Ergänzend haben über 100 Unternehmen noch weitere Hemmnisse auf dem Weg zur Vollbeschäftigung offen angegeben. Am Häufigsten wurde mit 24 Angaben der fehlende Lohnabstand zu Transferleistungen und den damit der einhergehende Arbeitsunwille von Arbeitslosen als Problem genannt. Genauso oft wurden auch das rigide Arbeitsrecht und der Kündigungsschutz in Deutschland bemängelt, da es flexible Arbeitsverhältnisse erschwert. Danach folgt mit 16 Unternehmen, die Sorge, dass die aktuelle weltwirtschaftliche Lage instabil sei und der Aufschwung somit nicht nachhaltig sei. Mit jeweils etwa 10 Angaben werden als Hemmnisse noch zu hohe Energiekosten, Zuwanderung im Rahmen der Arbeitnehmerfreizügigkeit und die zunehmende Globalisierung, die u.a. zu Auslandverlagerungen führt, benannt.

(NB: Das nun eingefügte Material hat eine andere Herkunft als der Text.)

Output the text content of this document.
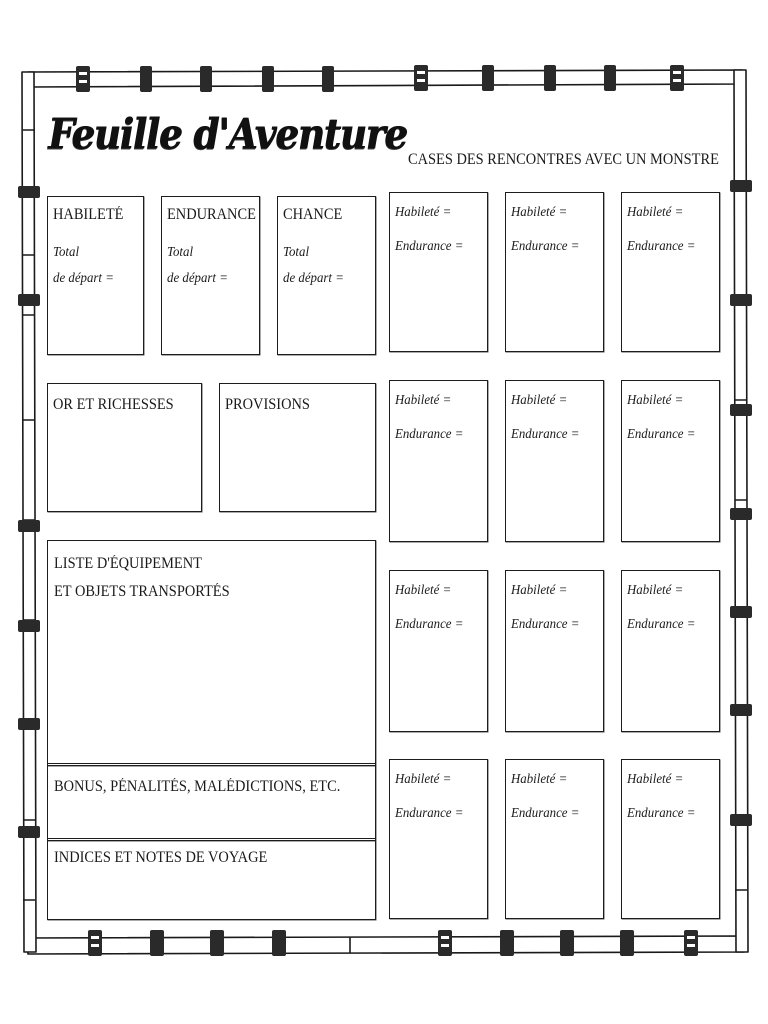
Feuille d'Aventure
CASES DES RENCONTRES AVEC UN MONSTRE
HABILETÉ
Total
de départ =
ENDURANCE
Total
de départ =
CHANCE
Total
de départ =
OR ET RICHESSES	PROVISIONS
LISTE D'ÉQUIPEMENT
ET OBJETS TRANSPORTÉS
BONUS, PÉNALITÉS, MALÉDICTIONS, ETC.
INDICES ET NOTES DE VOYAGE
Habileté =
Endurance =
Habileté =
Endurance =
Habileté =
Endurance =
Habileté =
Endurance =
Habileté =
Endurance =
Habileté =
Endurance =
Habileté =
Endurance =
Habileté =
Endurance =
Habileté =
Endurance =
Habileté =
Endurance =
Habileté =
Endurance =
Habileté =
Endurance =
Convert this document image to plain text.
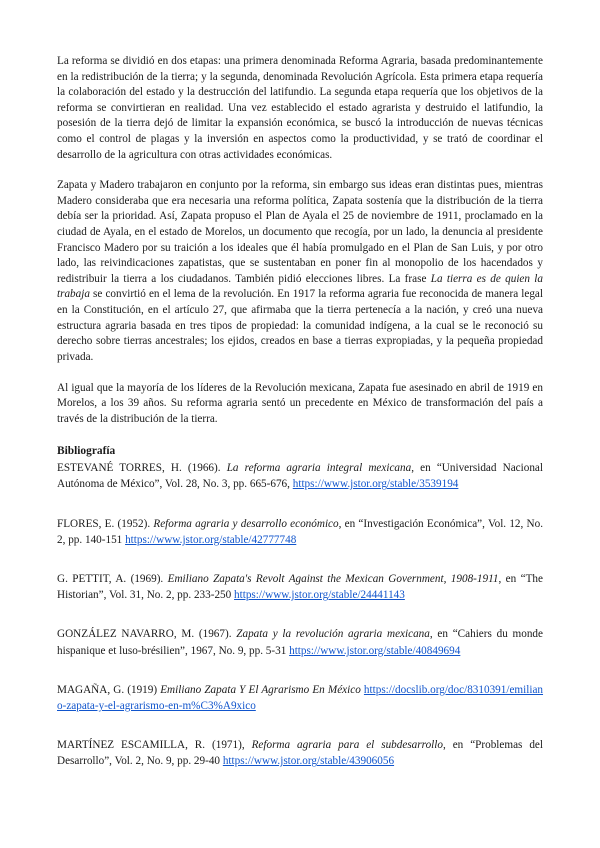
La reforma se dividió en dos etapas: una primera denominada Reforma Agraria, basada predominantemente en la redistribución de la tierra; y la segunda, denominada Revolución Agrícola. Esta primera etapa requería la colaboración del estado y la destrucción del latifundio. La segunda etapa requería que los objetivos de la reforma se convirtieran en realidad. Una vez establecido el estado agrarista y destruido el latifundio, la posesión de la tierra dejó de limitar la expansión económica, se buscó la introducción de nuevas técnicas como el control de plagas y la inversión en aspectos como la productividad, y se trató de coordinar el desarrollo de la agricultura con otras actividades económicas.

Zapata y Madero trabajaron en conjunto por la reforma, sin embargo sus ideas eran distintas pues, mientras Madero consideraba que era necesaria una reforma política, Zapata sostenía que la distribución de la tierra debía ser la prioridad. Así, Zapata propuso el Plan de Ayala el 25 de noviembre de 1911, proclamado en la ciudad de Ayala, en el estado de Morelos, un documento que recogía, por un lado, la denuncia al presidente Francisco Madero por su traición a los ideales que él había promulgado en el Plan de San Luis, y por otro lado, las reivindicaciones zapatistas, que se sustentaban en poner fin al monopolio de los hacendados y redistribuir la tierra a los ciudadanos. También pidió elecciones libres. La frase La tierra es de quien la trabaja se convirtió en el lema de la revolución. En 1917 la reforma agraria fue reconocida de manera legal en la Constitución, en el artículo 27, que afirmaba que la tierra pertenecía a la nación, y creó una nueva estructura agraria basada en tres tipos de propiedad: la comunidad indígena, a la cual se le reconoció su derecho sobre tierras ancestrales; los ejidos, creados en base a tierras expropiadas, y la pequeña propiedad privada.

Al igual que la mayoría de los líderes de la Revolución mexicana, Zapata fue asesinado en abril de 1919 en Morelos, a los 39 años. Su reforma agraria sentó un precedente en México de transformación del país a través de la distribución de la tierra.

Bibliografía
ESTEVANÉ TORRES, H. (1966). La reforma agraria integral mexicana, en “Universidad Nacional Autónoma de México”, Vol. 28, No. 3, pp. 665-676, https://www.jstor.org/stable/3539194
FLORES, E. (1952). Reforma agraria y desarrollo económico, en “Investigación Económica”, Vol. 12, No. 2, pp. 140-151 https://www.jstor.org/stable/42777748
G. PETTIT, A. (1969). Emiliano Zapata's Revolt Against the Mexican Government, 1908-1911, en “The Historian”, Vol. 31, No. 2, pp. 233-250 https://www.jstor.org/stable/24441143
GONZÁLEZ NAVARRO, M. (1967). Zapata y la revolución agraria mexicana, en “Cahiers du monde hispanique et luso-brésilien”, 1967, No. 9, pp. 5-31 https://www.jstor.org/stable/40849694
MAGAÑA, G. (1919) Emiliano Zapata Y El Agrarismo En México https://docslib.org/doc/8310391/emiliano-zapata-y-el-agrarismo-en-m%C3%A9xico
MARTÍNEZ ESCAMILLA, R. (1971), Reforma agraria para el subdesarrollo, en “Problemas del Desarrollo”, Vol. 2, No. 9, pp. 29-40 https://www.jstor.org/stable/43906056
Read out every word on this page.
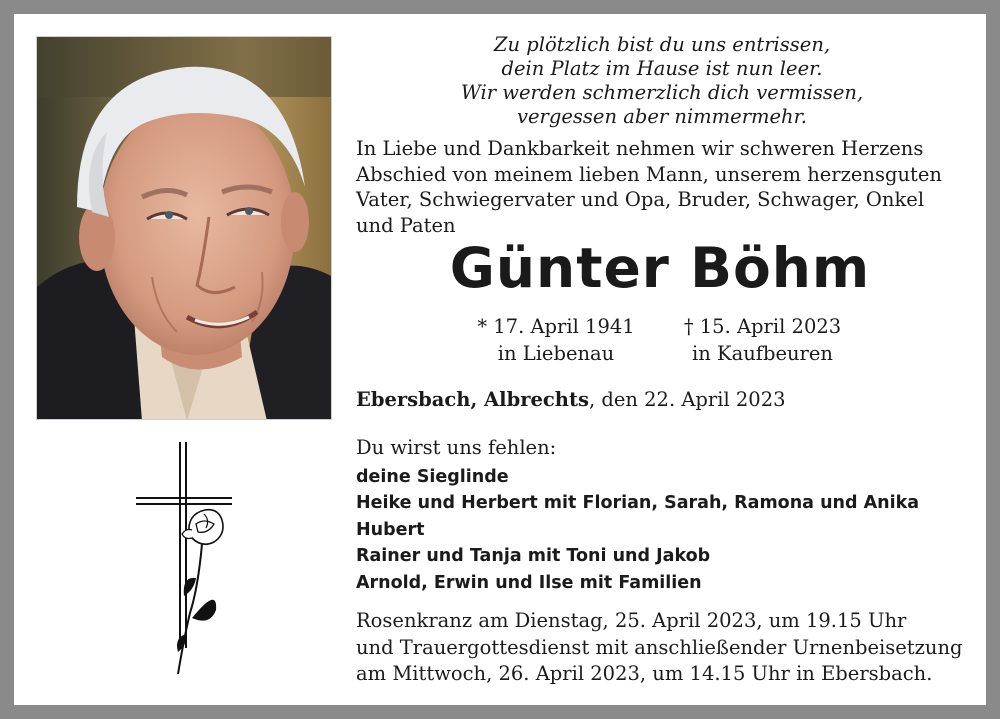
Zu plötzlich bist du uns entrissen,
dein Platz im Hause ist nun leer.
Wir werden schmerzlich dich vermissen,
vergessen aber nimmermehr.
In Liebe und Dankbarkeit nehmen wir schweren Herzens
Abschied von meinem lieben Mann, unserem herzensguten
Vater, Schwiegervater und Opa, Bruder, Schwager, Onkel
und Paten
Günter Böhm
* 17. April 1941
in Liebenau
† 15. April 2023
in Kaufbeuren
Ebersbach, Albrechts, den 22. April 2023
Du wirst uns fehlen:
deine Sieglinde
Heike und Herbert mit Florian, Sarah, Ramona und Anika
Hubert
Rainer und Tanja mit Toni und Jakob
Arnold, Erwin und Ilse mit Familien
Rosenkranz am Dienstag, 25. April 2023, um 19.15 Uhr
und Trauergottesdienst mit anschließender Urnenbeisetzung
am Mittwoch, 26. April 2023, um 14.15 Uhr in Ebersbach.
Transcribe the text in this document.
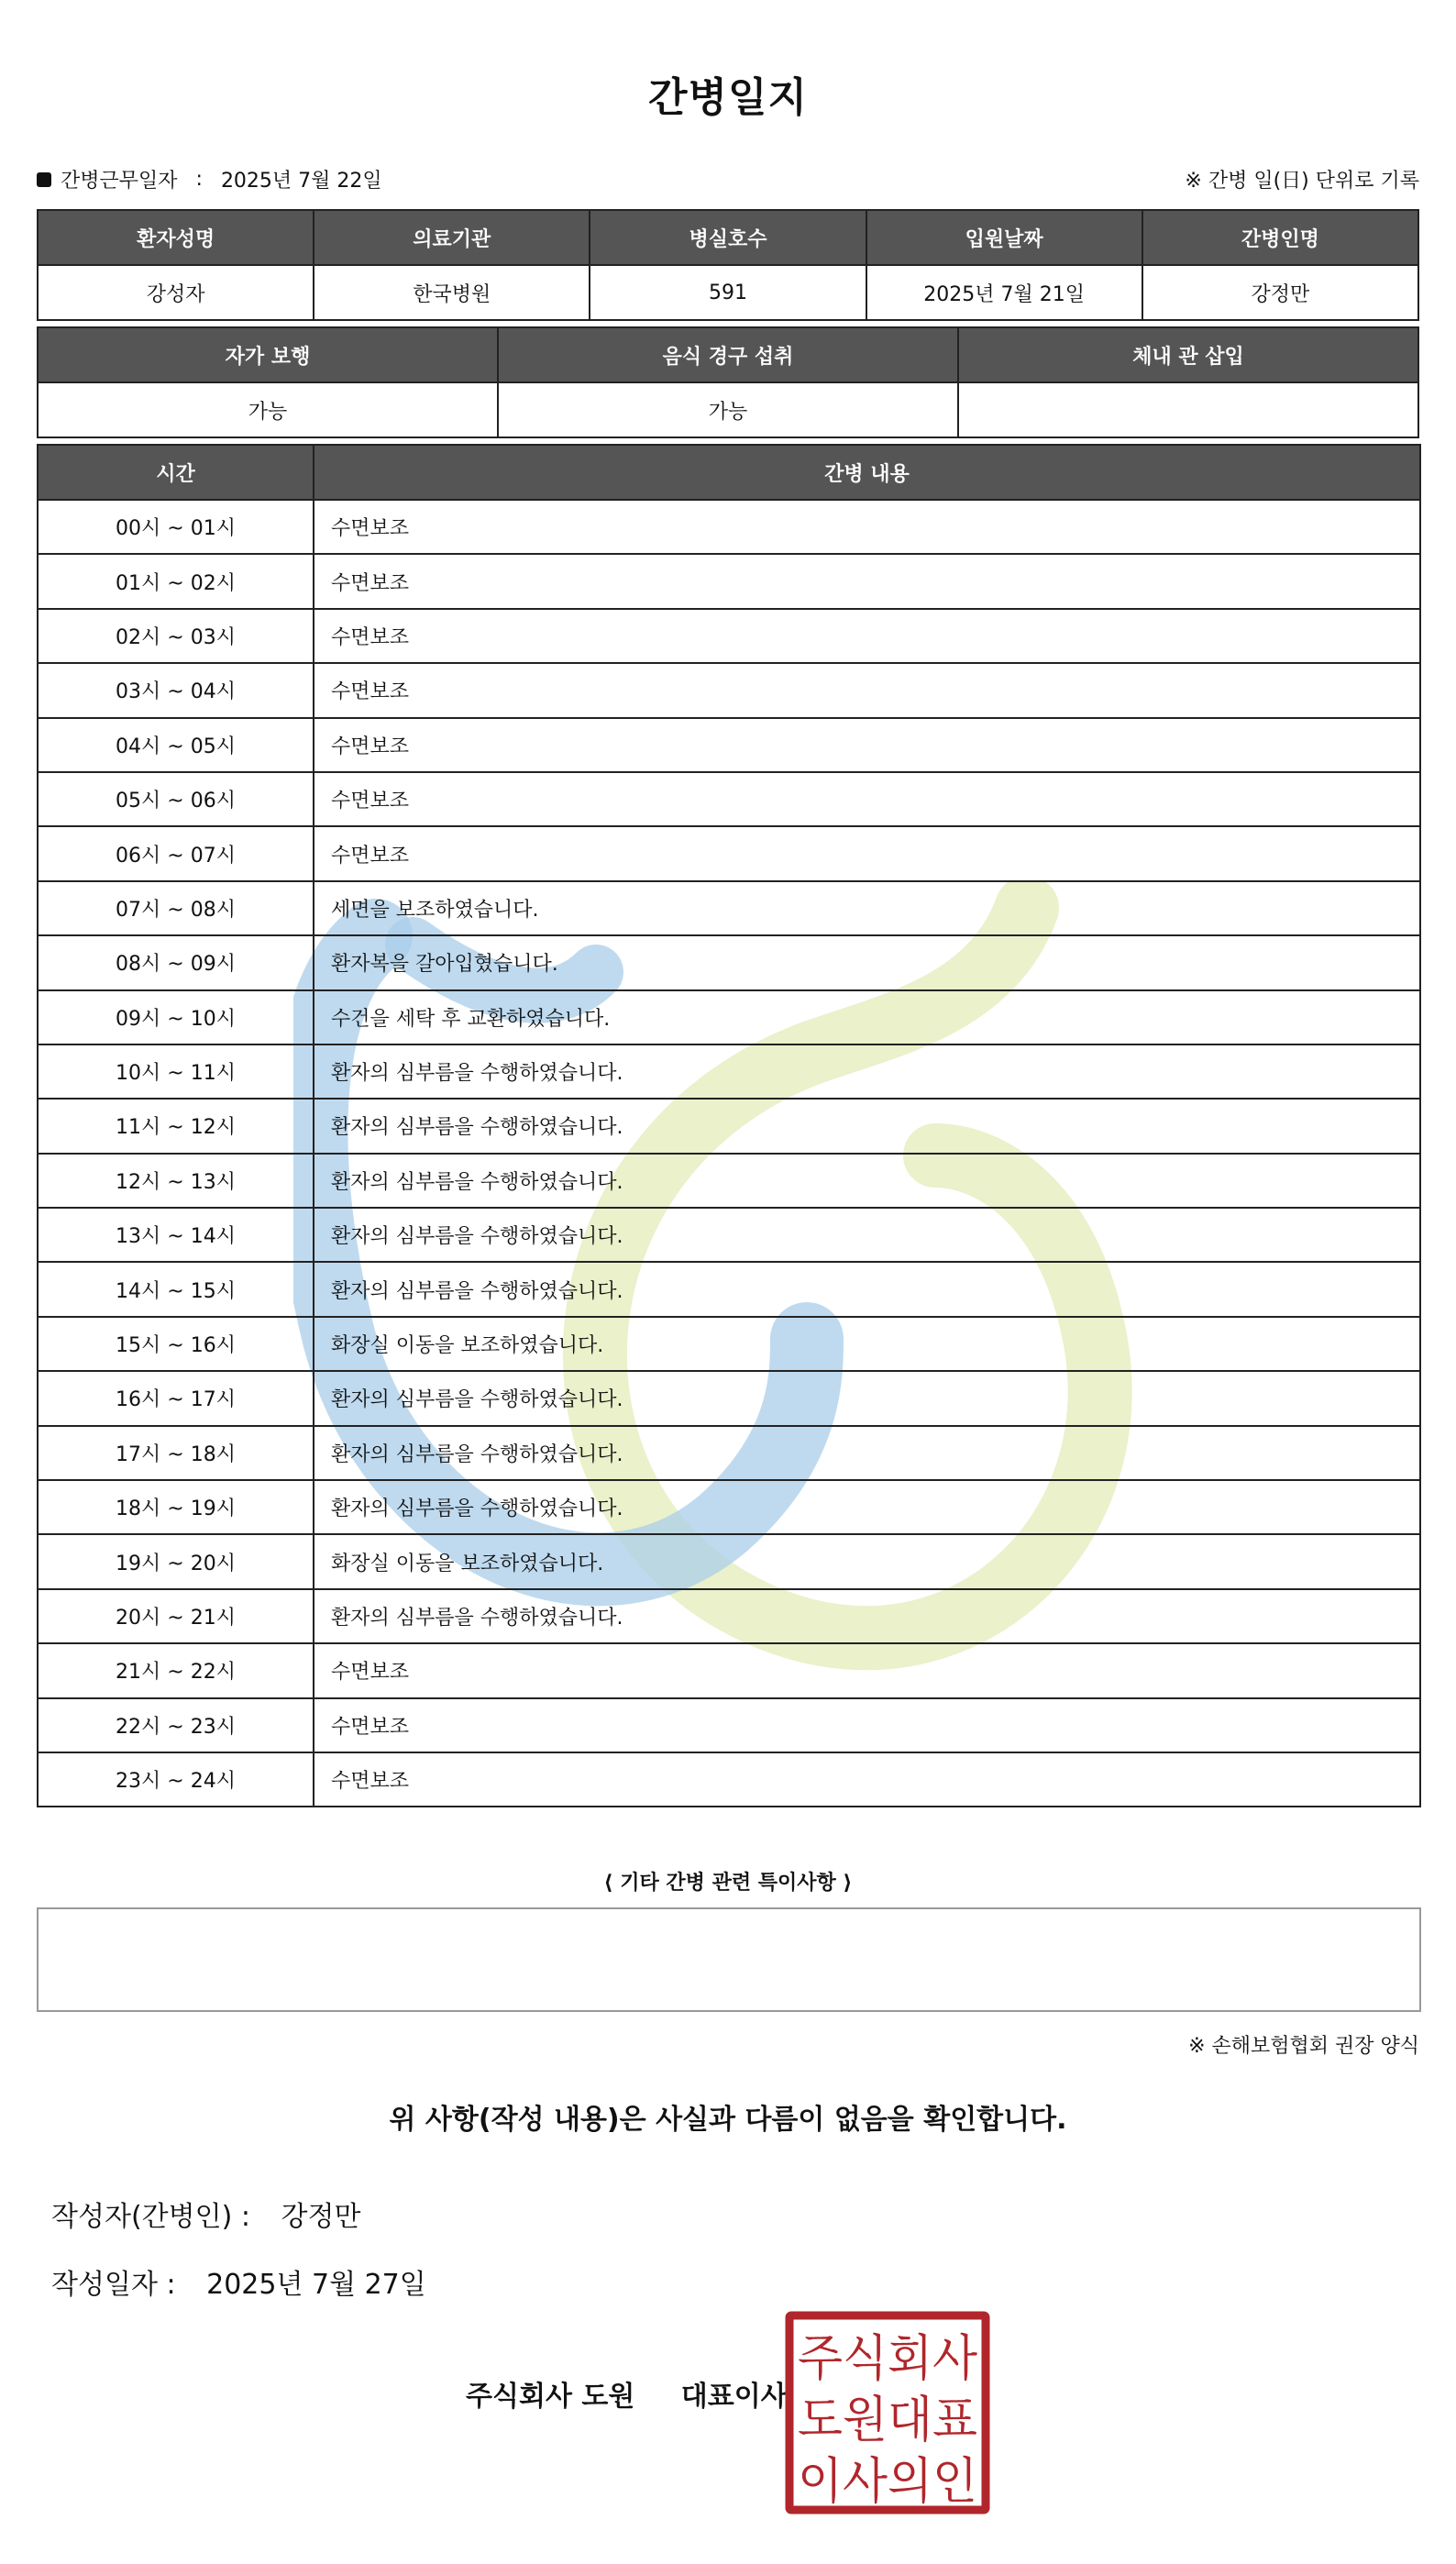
간병일지
간병근무일자 : 2025년 7월 22일	※ 간병 일(日) 단위로 기록
환자성명	의료기관	병실호수	입원날짜	간병인명
강성자	한국병원	591	2025년 7월 21일	강정만
자가 보행	음식 경구 섭취	체내 관 삽입
가능	가능	
시간	간병 내용
00시 ~ 01시	수면보조
01시 ~ 02시	수면보조
02시 ~ 03시	수면보조
03시 ~ 04시	수면보조
04시 ~ 05시	수면보조
05시 ~ 06시	수면보조
06시 ~ 07시	수면보조
07시 ~ 08시	세면을 보조하였습니다.
08시 ~ 09시	환자복을 갈아입혔습니다.
09시 ~ 10시	수건을 세탁 후 교환하였습니다.
10시 ~ 11시	환자의 심부름을 수행하였습니다.
11시 ~ 12시	환자의 심부름을 수행하였습니다.
12시 ~ 13시	환자의 심부름을 수행하였습니다.
13시 ~ 14시	환자의 심부름을 수행하였습니다.
14시 ~ 15시	환자의 심부름을 수행하였습니다.
15시 ~ 16시	화장실 이동을 보조하였습니다.
16시 ~ 17시	환자의 심부름을 수행하였습니다.
17시 ~ 18시	환자의 심부름을 수행하였습니다.
18시 ~ 19시	환자의 심부름을 수행하였습니다.
19시 ~ 20시	화장실 이동을 보조하였습니다.
20시 ~ 21시	환자의 심부름을 수행하였습니다.
21시 ~ 22시	수면보조
22시 ~ 23시	수면보조
23시 ~ 24시	수면보조
⟨ 기타 간병 관련 특이사항 ⟩
※ 손해보험협회 권장 양식
위 사항(작성 내용)은 사실과 다름이 없음을 확인합니다.
작성자(간병인) : 강정만
작성일자 : 2025년 7월 27일
주식회사 도원 대표이사
주식회사
도원대표
이사의인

INSM-WiWo-Deutschland-Check: Tabelle 1 2

INSM-WiWo-Deutschland-Check: das Unternehmervotum

Das von der IW Consult im Auftrag von Initiative Neue Soziale Marktwirtschaft (INSM) und WirtschaftsWoche durchgeführte Unternehmervotum befragt vier Mal im Jahr Entscheider der deutschen Wirtschaft zu aktuellen politischen Vorgängen. Die IW Consult GmbH ist eine Tochtergesellschaft des Instituts der deutschen Wirtschaft Köln.

Thema dieser Befragungsrunde war Hindernisse auf dem Weg zur Vollbeschäftigung. Die Online-Umfrage fand in der Zeit vom 19. April bis zum 9. Mai 2011 statt.

Teilgenommen haben an der Befragung 1 172 Unternehmen. Angeschrieben wurden hierfür Unternehmen aus der Industrie sowie den industrienahen Dienstleistungen (Großhandel, Verkehr, Nachrichten, unternehmensnahe Dienstleistungen). Angaben für Gesamt beziehen sich auf eine Hochrechnung der Befragungsdaten anhand der Anzahl der Unternehmen im Unternehmensregister bezogen auf die Grundgesamtheit der erfassten Wirtschaftszweige.